Fix segfault in a child process.
authorTatsuo Ishii <ishii@sraoss.co.jp>
Tue, 11 Jun 2024 11:15:08 +0000 (20:15 +0900)
committerTatsuo Ishii <ishii@sraoss.co.jp>
Tue, 11 Jun 2024 11:15:08 +0000 (20:15 +0900)
It is reported that pgpool child segfaulted [1].

[snip]

In the down thread it is reported that despite VALID_BACKEND(i)
returns true, backend->slots[i] is NULL, which should have been filled
by new_connection().

It seems there's a race condition. In new_connection(), there's a code
fragment:
/*
 * Make sure that the global backend status in the shared memory
 * agrees the local status checked by VALID_BACKEND. It is possible
 * that the local status is up, while the global status has been
 * changed to down by failover.
 */
A--> if (BACKEND_INFO(i).backend_status != CON_UP &&
BACKEND_INFO(i).backend_status != CON_CONNECT_WAIT)
{
ereport(DEBUG1,
(errmsg("creating new connection to backend"),
 errdetail("skipping backend slot %d because global backend_status = %d",
   i, BACKEND_INFO(i).backend_status)));

/* sync local status with global status */
B--> *(my_backend_status[i]) = BACKEND_INFO(i).backend_status;
continue;
}

It is possible that at A backend_status in the shared memory is down
but by the time it reaches B the status has been changed to up. And
new_connection() skipped to create a backend connection. This seems to
explain why the connection slot is NULL while VALID_BACKEND returns
true. To prevent the race condtion, backend_status in shared memory is
copied to a local variable and evaluate it.  Also the VALID_BACKEND
just before:

pool_set_db_node_id(CONNECTION(backend, i), i);

is changed to:
if (VALID_BACKEND(i) && CONNECTION_SLOT(backend, i))
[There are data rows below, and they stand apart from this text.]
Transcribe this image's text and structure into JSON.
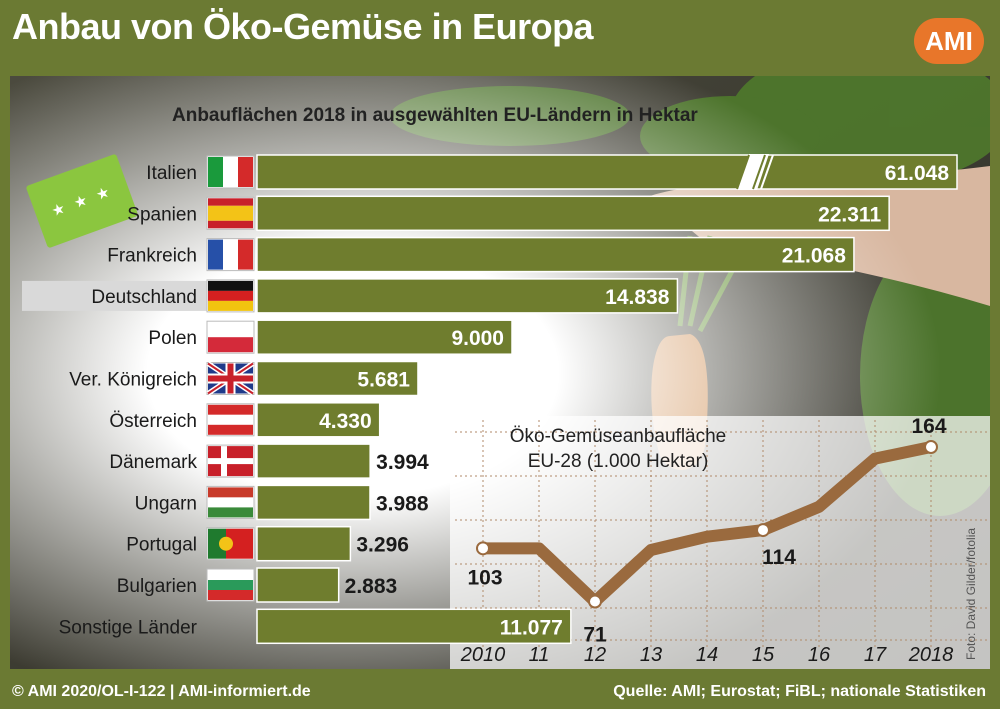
{
  "header": {
    "title": "Anbau von Öko-Gemüse in Europa",
    "logo_text": "AMI"
  },
  "footer": {
    "left": "© AMI 2020/OL-I-122 | AMI-informiert.de",
    "right": "Quelle: AMI; Eurostat; FiBL; nationale Statistiken"
  },
  "photo_credit": "Foto: David Gilder/fotolia",
  "colors": {
    "frame": "#6b7a33",
    "bar": "#6f7d2e",
    "bar_border": "#ffffff",
    "line": "#9a6a3e",
    "highlight": "#d9d9d9",
    "logo": "#e8762a"
  },
  "chart_data": [
    {
      "type": "bar",
      "orientation": "horizontal",
      "title": "Anbauflächen 2018 in ausgewählten EU-Ländern in Hektar",
      "unit": "Hektar",
      "categories": [
        "Italien",
        "Spanien",
        "Frankreich",
        "Deutschland",
        "Polen",
        "Ver. Königreich",
        "Österreich",
        "Dänemark",
        "Ungarn",
        "Portugal",
        "Bulgarien",
        "Sonstige Länder"
      ],
      "values": [
        61048,
        22311,
        21068,
        14838,
        9000,
        5681,
        4330,
        3994,
        3988,
        3296,
        2883,
        11077
      ],
      "value_labels": [
        "61.048",
        "22.311",
        "21.068",
        "14.838",
        "9.000",
        "5.681",
        "4.330",
        "3.994",
        "3.988",
        "3.296",
        "2.883",
        "11.077"
      ],
      "flags": [
        "italy-flag",
        "spain-flag",
        "france-flag",
        "germany-flag",
        "poland-flag",
        "uk-flag",
        "austria-flag",
        "denmark-flag",
        "hungary-flag",
        "portugal-flag",
        "bulgaria-flag",
        null
      ],
      "highlighted": "Deutschland",
      "broken_axis_on": "Italien"
    },
    {
      "type": "line",
      "title": "Öko-Gemüseanbaufläche EU-28 (1.000 Hektar)",
      "title_lines": [
        "Öko-Gemüseanbaufläche",
        "EU-28 (1.000 Hektar)"
      ],
      "x": [
        2010,
        2011,
        2012,
        2013,
        2014,
        2015,
        2016,
        2017,
        2018
      ],
      "x_tick_labels": [
        "2010",
        "11",
        "12",
        "13",
        "14",
        "15",
        "16",
        "17",
        "2018"
      ],
      "y": [
        103,
        103,
        71,
        102,
        110,
        114,
        128,
        157,
        164
      ],
      "labeled_points": [
        {
          "x": 2010,
          "label": "103"
        },
        {
          "x": 2012,
          "label": "71"
        },
        {
          "x": 2015,
          "label": "114"
        },
        {
          "x": 2018,
          "label": "164"
        }
      ],
      "grid": true
    }
  ]
}
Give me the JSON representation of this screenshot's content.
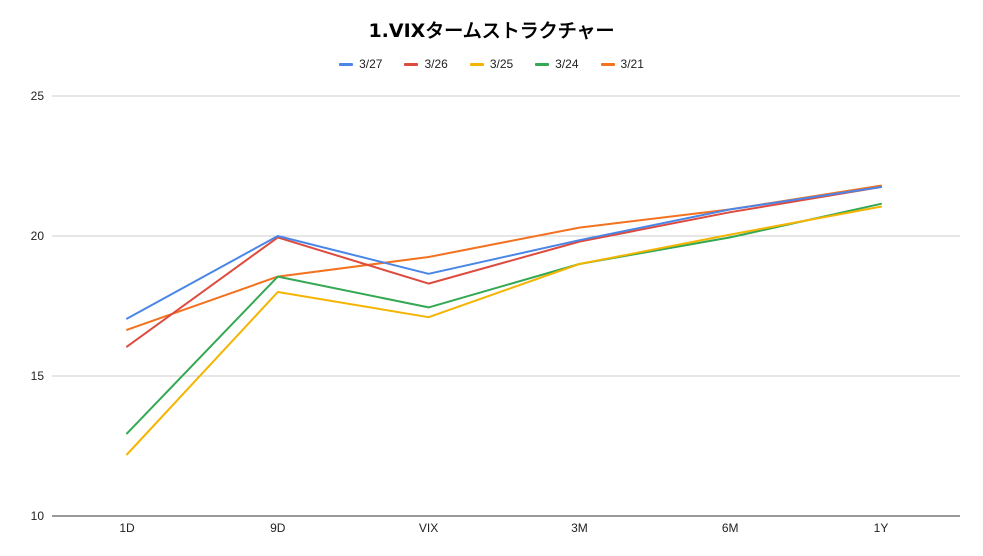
{
  "chart_data": {
    "type": "line",
    "title": "1.VIXタームストラクチャー",
    "categories": [
      "1D",
      "9D",
      "VIX",
      "3M",
      "6M",
      "1Y"
    ],
    "series": [
      {
        "name": "3/27",
        "color": "#4a86e8",
        "values": [
          17.05,
          20.0,
          18.65,
          19.85,
          20.95,
          21.75
        ]
      },
      {
        "name": "3/26",
        "color": "#dd4b3e",
        "values": [
          16.05,
          19.95,
          18.3,
          19.8,
          20.85,
          21.75
        ]
      },
      {
        "name": "3/25",
        "color": "#f4b400",
        "values": [
          12.2,
          18.0,
          17.1,
          19.0,
          20.05,
          21.05
        ]
      },
      {
        "name": "3/24",
        "color": "#34a853",
        "values": [
          12.95,
          18.55,
          17.45,
          19.0,
          19.95,
          21.15
        ]
      },
      {
        "name": "3/21",
        "color": "#f37220",
        "values": [
          16.65,
          18.55,
          19.25,
          20.3,
          20.95,
          21.8
        ]
      }
    ],
    "ylim": [
      10,
      25
    ],
    "yticks": [
      "10",
      "15",
      "20",
      "25"
    ],
    "xlabel": "",
    "ylabel": "",
    "grid": true,
    "legend": "top-center"
  }
}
so that it prevents crash just in case.

[1] [pgpool-general: 9104] Another segmentation fault

src/protocol/child.c
src/protocol/pool_connection_pool.c

index c3882b13dd43ee0e98f51f7f9291113564764e75..22bfbcf20ea3db6c45f32d9729d951f043b71f44 100644 (file)
@@ -1069,9 +1069,8 @@ static POOL_CONNECTION_POOL * connect_backend(StartupPacket *sp, POOL_CONNECTION
 
                for (i = 0; i < NUM_BACKENDS; i++)
                {
-                       if (VALID_BACKEND(i))
+                       if (VALID_BACKEND(i) && CONNECTION_SLOT(backend, i))
                        {
-
                                /* set DB node id */
                                pool_set_db_node_id(CONNECTION(backend, i), i);
 
index 1fd683721cc929c4d9e484d4c1f9554aaa40ddd4..1506f413a7b8de642a3ebc3b363ed6669bb9ff5a 100644 (file)
@@ -876,6 +876,7 @@ static POOL_CONNECTION_POOL * new_connection(POOL_CONNECTION_POOL * p)
        int                     active_backend_count = 0;
        int                     i;
        bool            status_changed = false;
+       volatile BACKEND_STATUS status;
 
        MemoryContext oldContext = MemoryContextSwitchTo(TopMemoryContext);
 
@@ -900,8 +901,8 @@ static POOL_CONNECTION_POOL * new_connection(POOL_CONNECTION_POOL * p)
                 * that the local status is up, while the global status has been
                 * changed to down by failover.
                 */
-               if (BACKEND_INFO(i).backend_status != CON_UP &&
-                       BACKEND_INFO(i).backend_status != CON_CONNECT_WAIT)
+               status = BACKEND_INFO(i).backend_status;
+               if (status != CON_UP && status != CON_CONNECT_WAIT)
                {
                        ereport(DEBUG1,
                                        (errmsg("creating new connection to backend"),
@@ -909,7 +910,7 @@ static POOL_CONNECTION_POOL * new_connection(POOL_CONNECTION_POOL * p)
                                                           i, BACKEND_INFO(i).backend_status)));
 
                        /* sync local status with global status */
-                       *(my_backend_status[i]) = BACKEND_INFO(i).backend_status;
+                       *(my_backend_status[i]) = status;
                        continue;
                }